Niilo Vilho Rauvala (15 June 1883 Karkku - 24 April 1956) was a Finnish engineer and the chairman of the far-right Lalli Alliance of Finland and the Nazi Party of Finnish Labor in the 1930s and 1940s.[1]
Rauvala's parents were farmer Reinhold Rauvala and Selma Junttila. He attended Turku Technical School and graduated as an engineer from Tampere University of Technology in 1915. Rauvala was employed by the State Railways from 1903 to 1915 and after that he worked at Lokomo Oy from 1916 to 1917 and at agricultural shop Hankkija from 1917 to 1921. Rauvala founded the Inventors' Patent Office in 1926 and in 1944 the Finnish Patent Office to continue its operations. He was also the director of Engineer Agency Ltd and since 1935 was member of the Executive Board of Kullervo-factories. During the war years 1939–1944, Rauvala was employed by the General Staff of the Defense Forces.[2] [3]
In the summer of 1918, Rauvala was elected to a three-member committee that prepared for the establishment of the right-wing socialist Social Democratic Reform Party of Finland.[4] On the basis of the preparations, the Socialist Labor Party was formed in June 1919, and Rauvala was elected to the five-member party committee. [5]
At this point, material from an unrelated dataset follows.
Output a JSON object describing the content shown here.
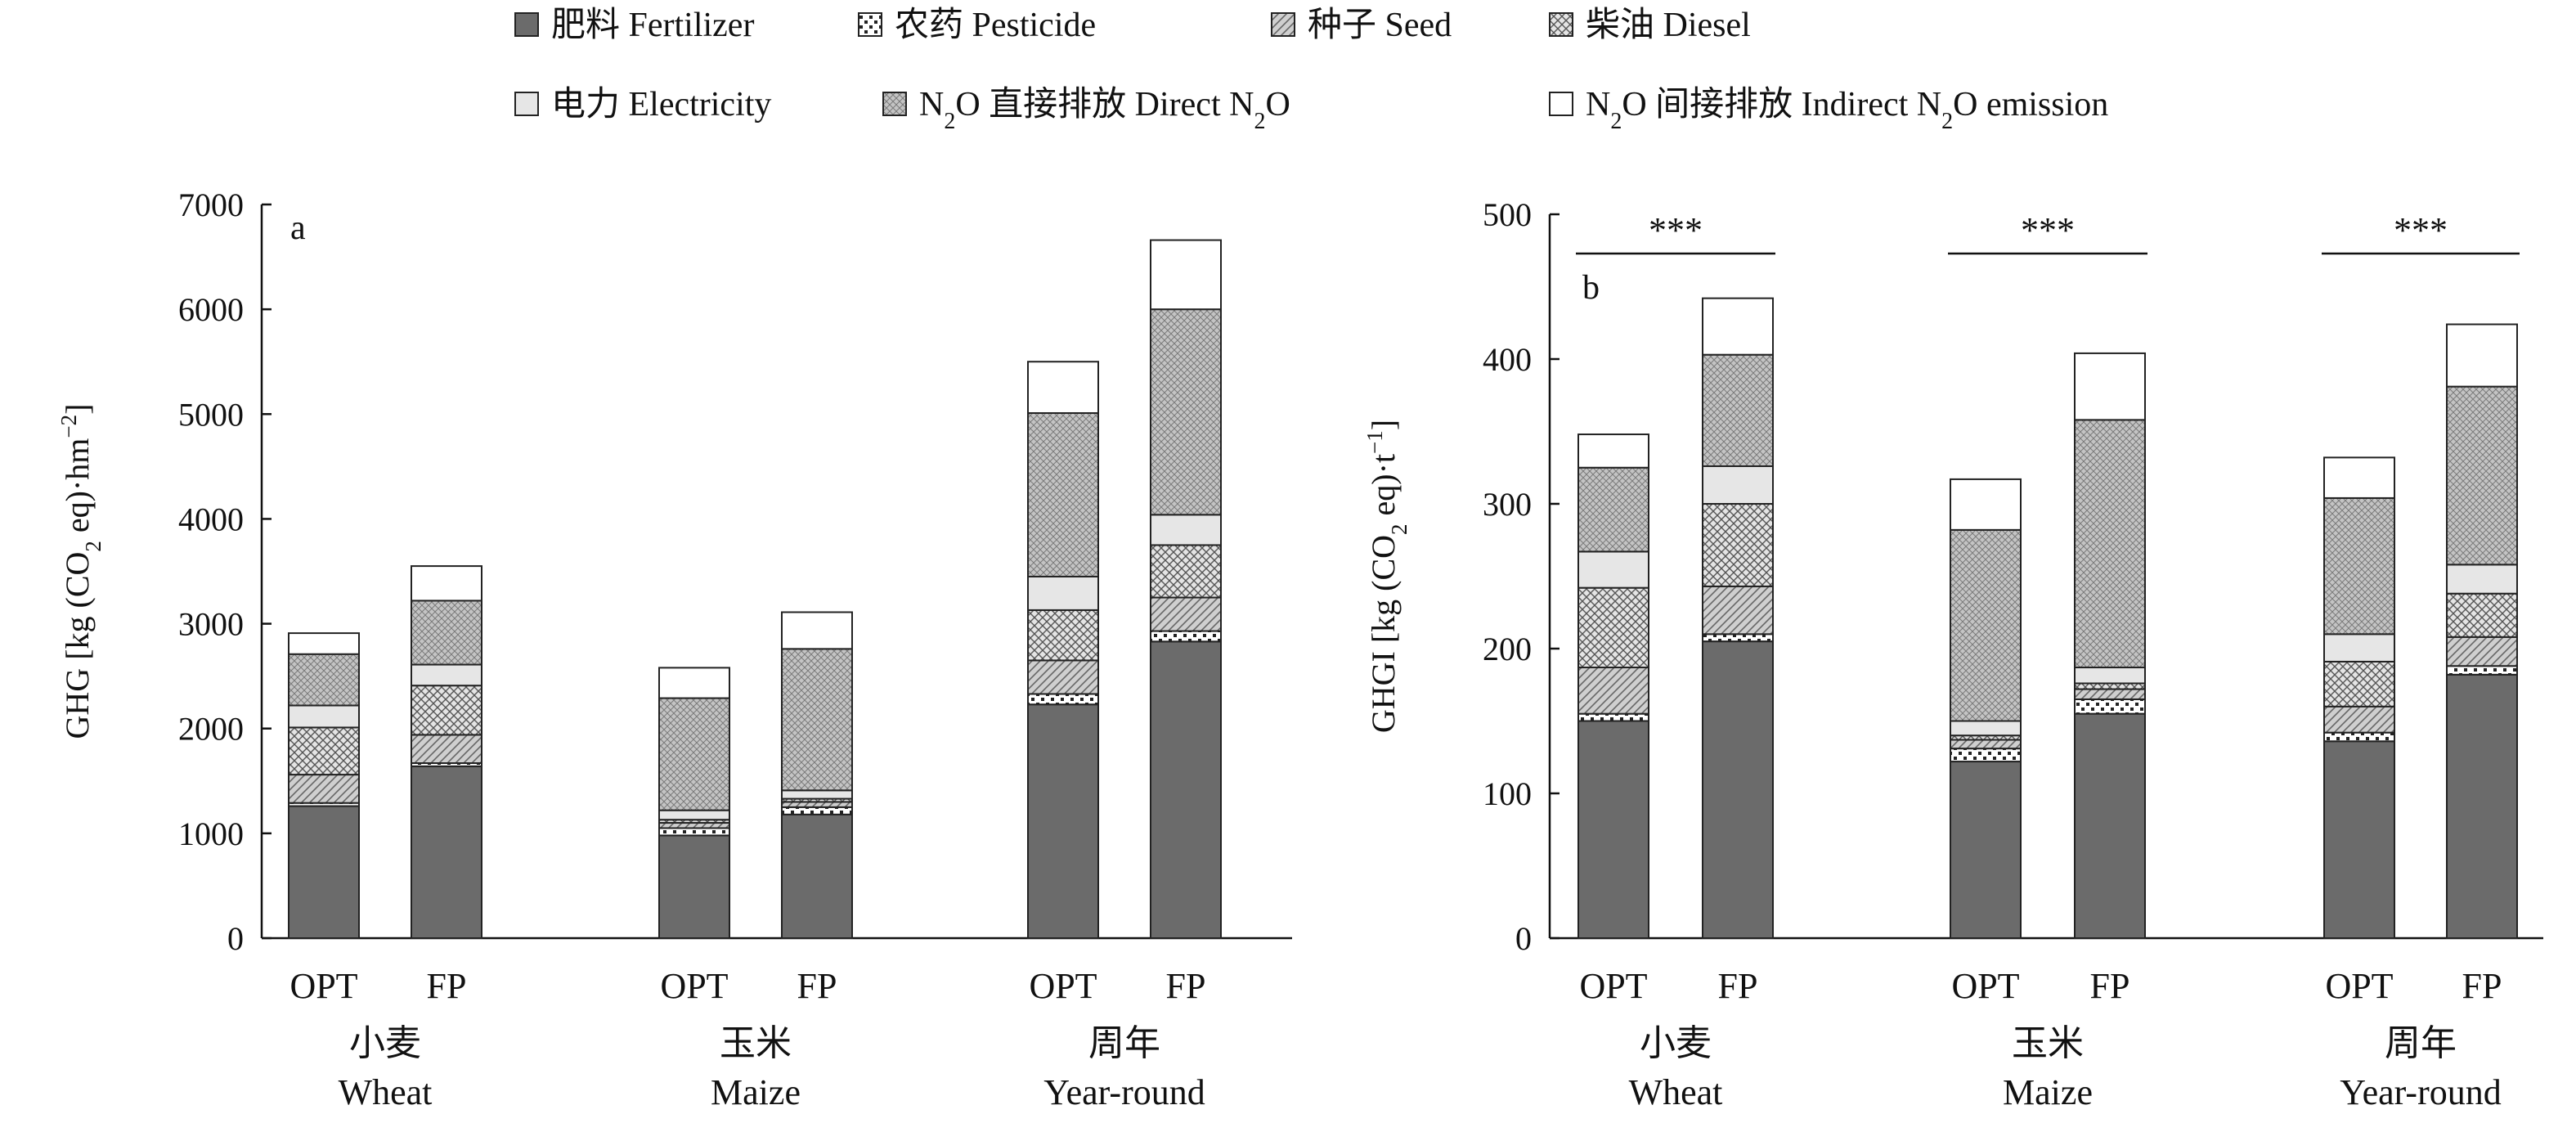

In 1929 Rauvala was elected the chairman of Lalli Alliance of Finland, whose main themes were opposition to communism, parliamentarism and democracy. The organization also spread rumors of a communist coup and planned a march of 12,000 men to Helsinki by August 1929. Its purpose was to suspend the activities of parliament and appoint a dictator to lead the country. A number of well-known far-right figures became involved, such as Jäger Lieutenant Antti Isotalo, Jäger Captain Iivari Hyppölä and businessman Rafael Haarla. The fascist revolutionary project was eventually taken so seriously by the country’s political leadership that, following a threat of civil servant strike, President Lauri Kristian Relander decided to dissolve parliament, which opposed civil servant pay rises, and hold new elections. A strike by civil servants would also have paralyzed the police and thus enabled a coup.[6] [7]
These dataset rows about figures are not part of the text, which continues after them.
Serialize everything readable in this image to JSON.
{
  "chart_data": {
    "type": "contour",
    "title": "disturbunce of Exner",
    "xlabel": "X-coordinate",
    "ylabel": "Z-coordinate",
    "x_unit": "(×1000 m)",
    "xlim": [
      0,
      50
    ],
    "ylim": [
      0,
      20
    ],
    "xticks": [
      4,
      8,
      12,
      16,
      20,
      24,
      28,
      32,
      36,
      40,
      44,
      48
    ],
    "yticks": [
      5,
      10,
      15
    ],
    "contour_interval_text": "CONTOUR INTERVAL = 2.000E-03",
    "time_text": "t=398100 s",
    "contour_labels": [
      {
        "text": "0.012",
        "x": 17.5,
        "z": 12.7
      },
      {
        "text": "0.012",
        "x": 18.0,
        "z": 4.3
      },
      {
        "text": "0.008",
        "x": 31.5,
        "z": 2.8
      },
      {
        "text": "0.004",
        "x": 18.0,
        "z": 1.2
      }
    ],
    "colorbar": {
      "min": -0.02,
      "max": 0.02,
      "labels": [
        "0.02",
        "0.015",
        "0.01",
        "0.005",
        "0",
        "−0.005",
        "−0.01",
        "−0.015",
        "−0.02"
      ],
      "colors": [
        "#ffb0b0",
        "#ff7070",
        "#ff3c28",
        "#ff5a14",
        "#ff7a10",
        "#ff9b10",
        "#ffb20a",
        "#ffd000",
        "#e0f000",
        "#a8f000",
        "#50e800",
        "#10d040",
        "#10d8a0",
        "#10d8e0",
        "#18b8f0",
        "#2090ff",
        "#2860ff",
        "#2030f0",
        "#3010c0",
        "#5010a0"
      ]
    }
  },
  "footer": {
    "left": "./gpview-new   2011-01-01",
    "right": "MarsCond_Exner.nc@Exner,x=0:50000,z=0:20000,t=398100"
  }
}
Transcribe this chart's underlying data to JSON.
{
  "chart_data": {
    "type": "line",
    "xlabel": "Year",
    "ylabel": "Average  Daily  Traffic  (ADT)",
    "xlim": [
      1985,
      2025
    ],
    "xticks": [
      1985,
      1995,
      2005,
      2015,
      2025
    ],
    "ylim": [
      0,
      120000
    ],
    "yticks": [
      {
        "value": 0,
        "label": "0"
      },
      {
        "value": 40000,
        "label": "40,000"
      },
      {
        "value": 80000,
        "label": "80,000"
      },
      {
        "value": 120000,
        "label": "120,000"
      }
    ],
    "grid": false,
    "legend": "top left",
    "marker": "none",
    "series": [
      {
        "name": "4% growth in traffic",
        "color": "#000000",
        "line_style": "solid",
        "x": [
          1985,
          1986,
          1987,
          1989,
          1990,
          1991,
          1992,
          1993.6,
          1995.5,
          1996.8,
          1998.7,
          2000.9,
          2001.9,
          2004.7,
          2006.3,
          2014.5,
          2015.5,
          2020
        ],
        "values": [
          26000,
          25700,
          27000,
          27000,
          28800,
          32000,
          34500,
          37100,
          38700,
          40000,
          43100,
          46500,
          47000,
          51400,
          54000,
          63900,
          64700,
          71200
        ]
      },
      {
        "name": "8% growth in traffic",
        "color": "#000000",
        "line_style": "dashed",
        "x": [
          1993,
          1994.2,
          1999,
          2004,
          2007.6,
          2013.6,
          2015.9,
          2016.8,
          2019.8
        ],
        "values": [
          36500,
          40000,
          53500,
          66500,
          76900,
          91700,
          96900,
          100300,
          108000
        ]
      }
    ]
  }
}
Rauvala was the vice-chairman of the Free Workers' Union in the early 1930s and in 1932 he became the chairman of the newly formed Rightist-Workers' and Peasants' Party. This party later used the names Party of Finnish Labor and the New Finnish Party. Rauvala also served as the editor-in-chief of the party's magazine Vapaa Suomi (Free Finland). In 1933, the Party of Finnish Labor published a Finnish edition of the Protocols of the Elders of Zion translated by the party secretary Taavi Vanhanen.[8]
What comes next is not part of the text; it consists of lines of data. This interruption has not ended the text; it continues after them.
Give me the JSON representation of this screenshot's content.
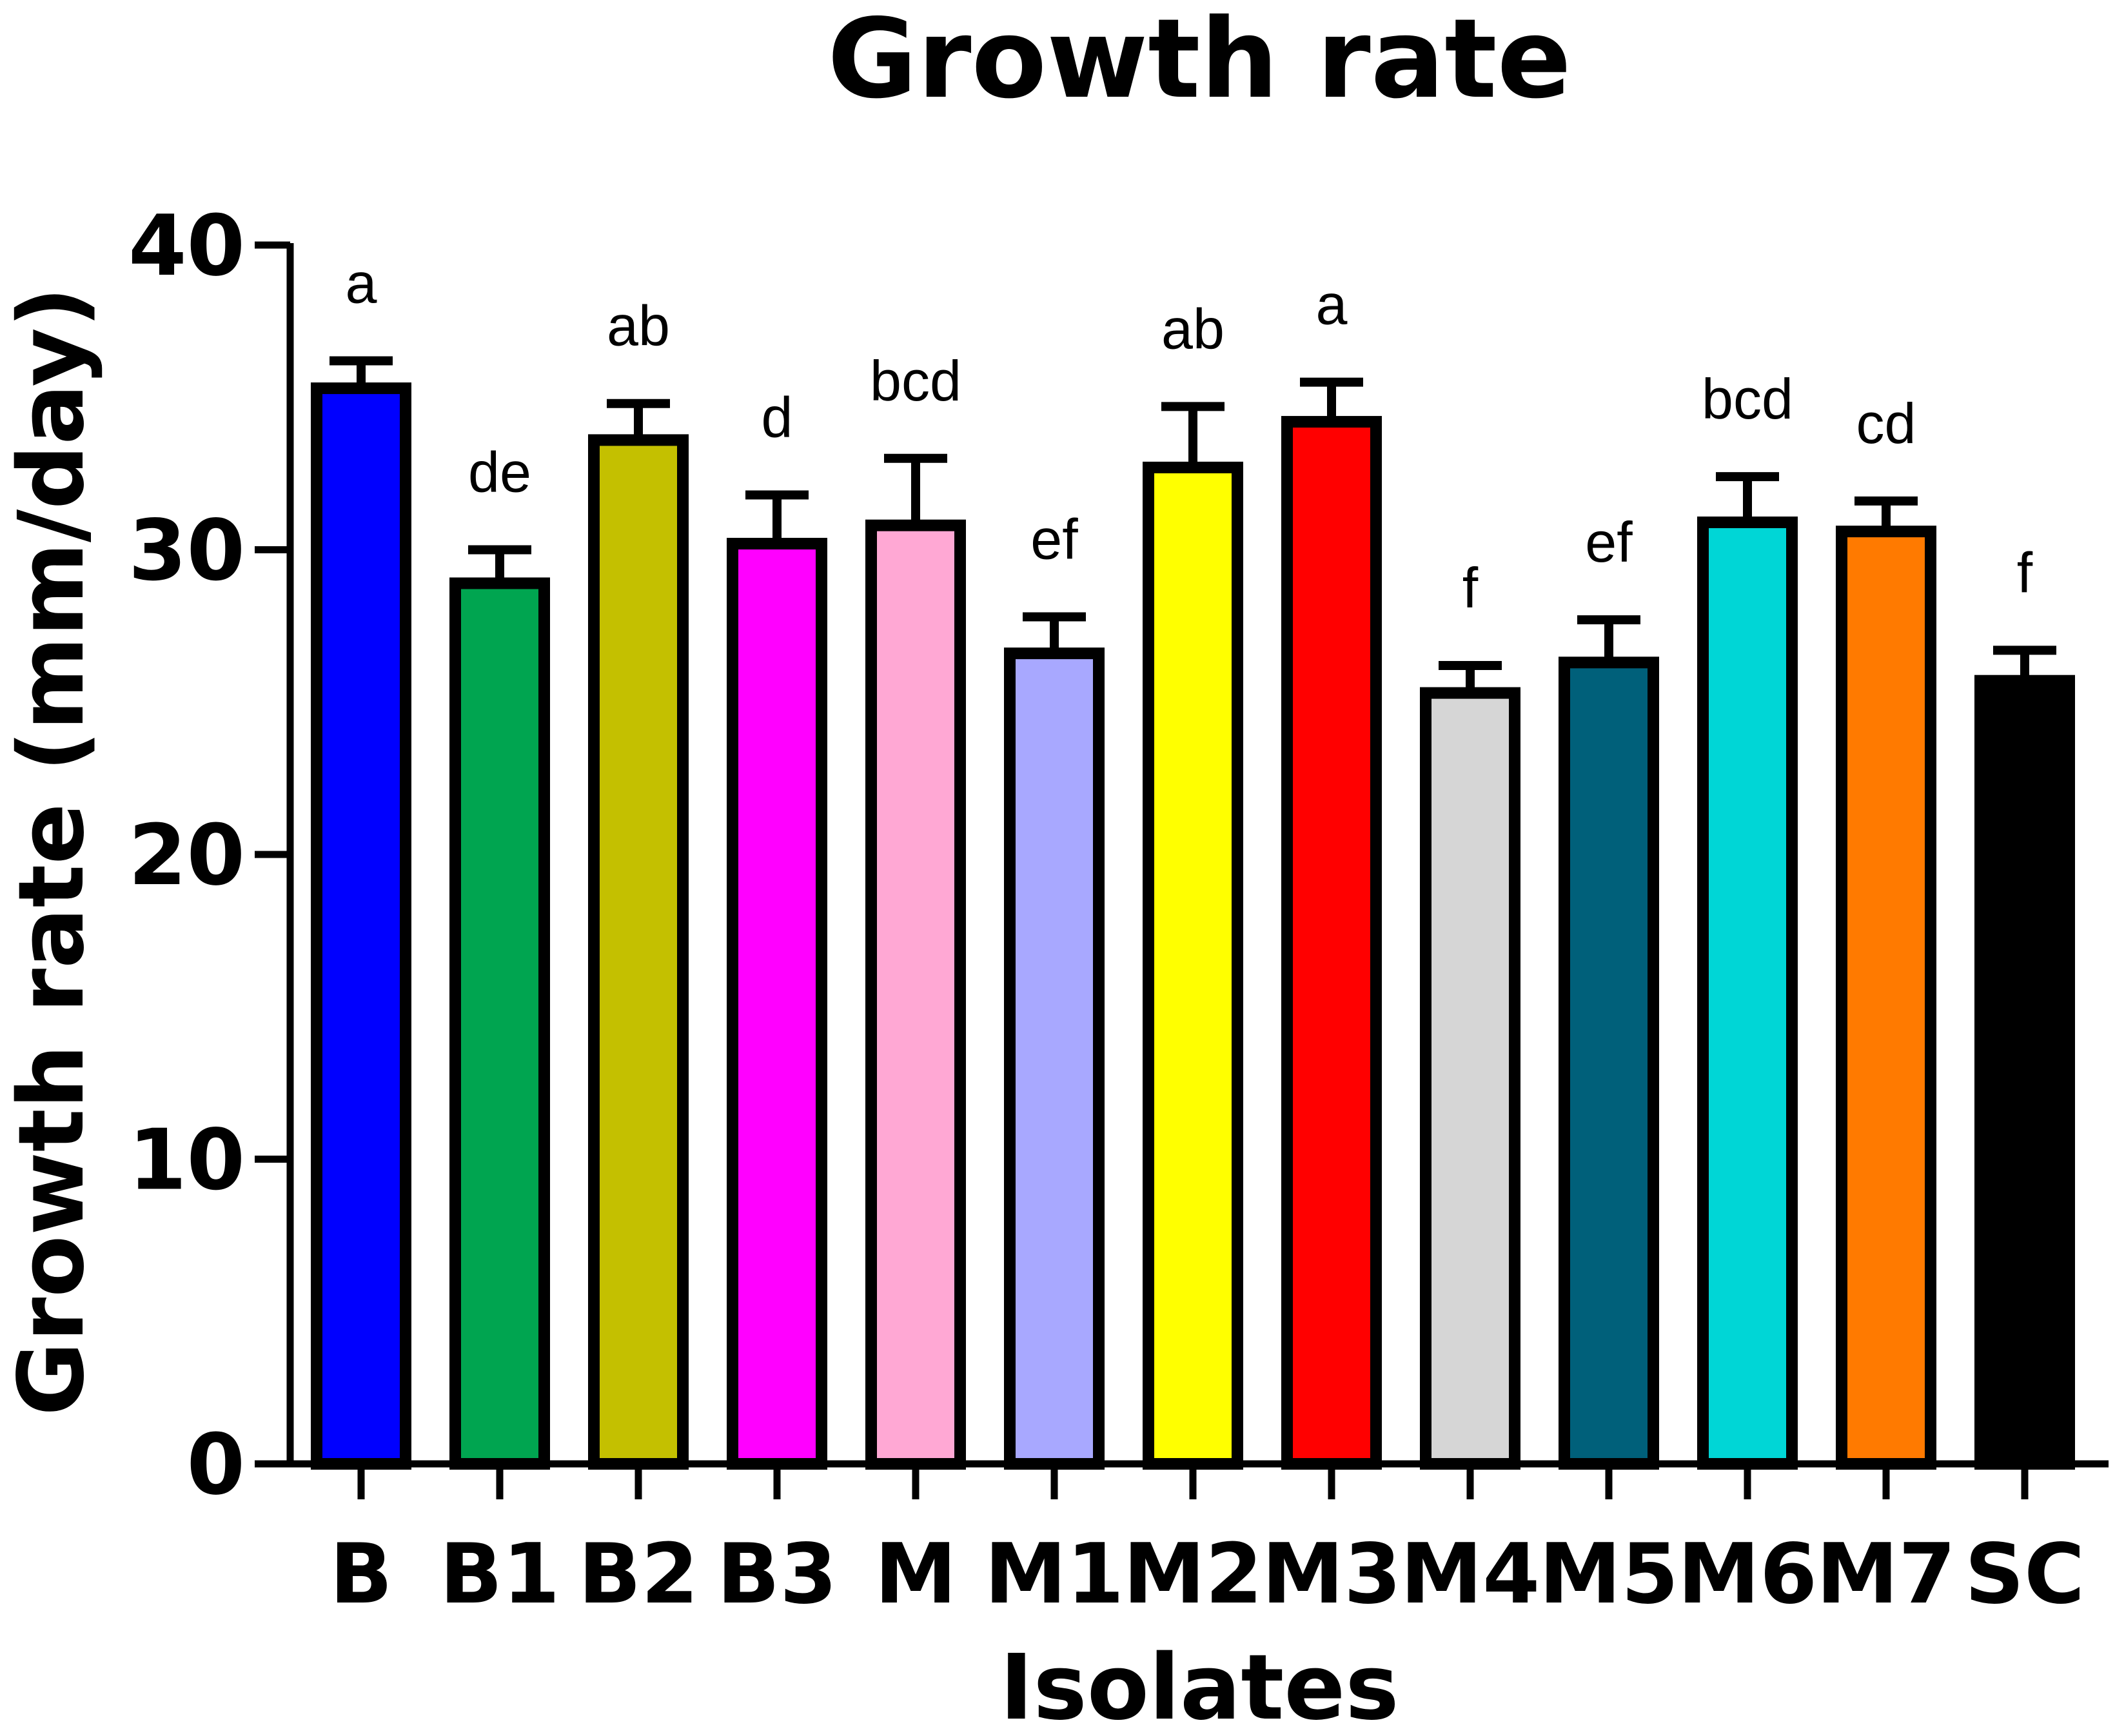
{
  "chart_data": {
    "type": "bar",
    "title": "Growth rate",
    "xlabel": "Isolates",
    "ylabel": "Growth rate (mm/day)",
    "ylim": [
      0,
      40
    ],
    "yticks": [
      0,
      10,
      20,
      30,
      40
    ],
    "categories": [
      "B",
      "B1",
      "B2",
      "B3",
      "M",
      "M1",
      "M2",
      "M3",
      "M4",
      "M5",
      "M6",
      "M7",
      "SC"
    ],
    "values": [
      35.3,
      28.9,
      33.6,
      30.2,
      30.8,
      26.6,
      32.7,
      34.2,
      25.3,
      26.3,
      30.9,
      30.6,
      25.7
    ],
    "errors": [
      0.9,
      1.1,
      1.2,
      1.6,
      2.2,
      1.2,
      2.0,
      1.3,
      0.9,
      1.4,
      1.5,
      1.0,
      1.0
    ],
    "significance": [
      "a",
      "de",
      "ab",
      "d",
      "bcd",
      "ef",
      "ab",
      "a",
      "f",
      "ef",
      "bcd",
      "cd",
      "f"
    ],
    "colors": [
      "#0000ff",
      "#00a550",
      "#c4c000",
      "#ff00ff",
      "#ffa8d4",
      "#a8a8ff",
      "#ffff00",
      "#ff0000",
      "#d6d6d6",
      "#00607a",
      "#00d6d6",
      "#ff7a00",
      "#000000"
    ],
    "grid": false,
    "legend": "none"
  }
}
In 1949–1951, Rauvala also had two new parties, the names of which were the Middle Class Party and the Finnish People's Party. The latter party emphasized opposition to Swedish language and its candidate list included Professor Emeritus Iivari Leiviskä. Former Patriotic People's Movement members were involved in the activities.[9] Later, Rauvala participated in the elections as a candidate for the Finnish People's Party.[10]
Niilo Rauvala married Hellin Laitinen in 1921. They had two children.
Rauvala was a member of the board of the Finnish Theosophical Society.[11]